A ByteDance, empresa controladora do TikTok, firmou um acordo extrajudicial em um processo que acusa a plataforma de causar vício em redes sociais. O acordo foi fechado antes do início de um julgamento no Tribunal Superior da Califórnia, que também envolve Meta e Google.
O processo foi iniciado por uma jovem que afirma ter desenvolvido dependência das redes sociais desde a infância, agravando sua saúde mental. A ação busca responsabilizar as plataformas pelo impacto psicológico que teriam causado.
Além do TikTok, outras grandes empresas como Meta, Google e Snap também enfrentam ou já resolveram processos similares. A decisão pode estabelecer precedentes importantes para o setor e levar o caso à Suprema Corte.
A ByteDance, empresa controladora do TikTok, fechou um acordo extrajudicial em um processo que envolve a acusação de vício em redes sociais, informou a equipe jurídica da parte autora. O acordo, cujos termos são confidenciais, foi anunciado pouco antes do início de um julgamento histórico no Tribunal Superior da Califórnia, onde a Meta e o Google, proprietário do YouTube, continuam como réus.
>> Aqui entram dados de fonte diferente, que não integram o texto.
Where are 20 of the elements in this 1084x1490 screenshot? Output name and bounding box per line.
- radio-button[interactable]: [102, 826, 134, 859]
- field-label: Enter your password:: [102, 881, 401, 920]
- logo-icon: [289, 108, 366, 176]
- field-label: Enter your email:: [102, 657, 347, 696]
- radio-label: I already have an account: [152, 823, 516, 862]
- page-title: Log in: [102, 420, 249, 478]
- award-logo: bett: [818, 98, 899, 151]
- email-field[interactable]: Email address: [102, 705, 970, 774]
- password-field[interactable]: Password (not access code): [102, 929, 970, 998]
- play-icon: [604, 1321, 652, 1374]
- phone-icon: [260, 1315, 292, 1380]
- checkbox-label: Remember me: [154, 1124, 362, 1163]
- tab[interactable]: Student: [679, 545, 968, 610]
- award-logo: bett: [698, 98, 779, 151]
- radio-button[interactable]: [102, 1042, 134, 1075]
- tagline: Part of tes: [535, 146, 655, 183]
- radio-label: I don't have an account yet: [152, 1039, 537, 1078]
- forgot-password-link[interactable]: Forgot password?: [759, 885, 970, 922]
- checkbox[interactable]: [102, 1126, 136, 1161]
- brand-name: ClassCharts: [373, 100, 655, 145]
O caso envolve uma jovem de 19 anos, identificada apenas como K.G.M., que alega ter desenvolvido dependência das plataformas durante a infância. Segundo a jovem, o design dessas redes teria contribuído para o agravamento de sua depressão e pensamentos suicidas. O processo pretende verificar se essas empresas agiram de forma negligente e se suas plataformas tiveram papel relevante nos danos psicológicos alegados.
Além da Meta e do Google, a Snap também enfrentou ação semelhante, mas já resolveu o caso com um acordo. Instagram, TikTok e YouTube são questionados porque suas plataformas estariam fomentando uma crise de saúde mental entre jovens, situação que está sendo debatida com crescente atenção, especialmente sobre o tempo de tela infantil.
Um ponto central da disputa é uma lei federal que geralmente protege redes sociais da responsabilidade pelo conteúdo gerado pelos usuários. A possível derrota das empresas nesse julgamento abriria precedente jurídico importante, colocando as plataformas sob maior escrutínio e podendo levar o caso até a Suprema Corte.
Mark Zuckerberg, CEO da Meta, e Evan Spiegel, CEO da Snap, estão cotados para testemunhar no tribunal este ano, reforçando a dimensão do caso para as grandes empresas de tecnologia envolvidas.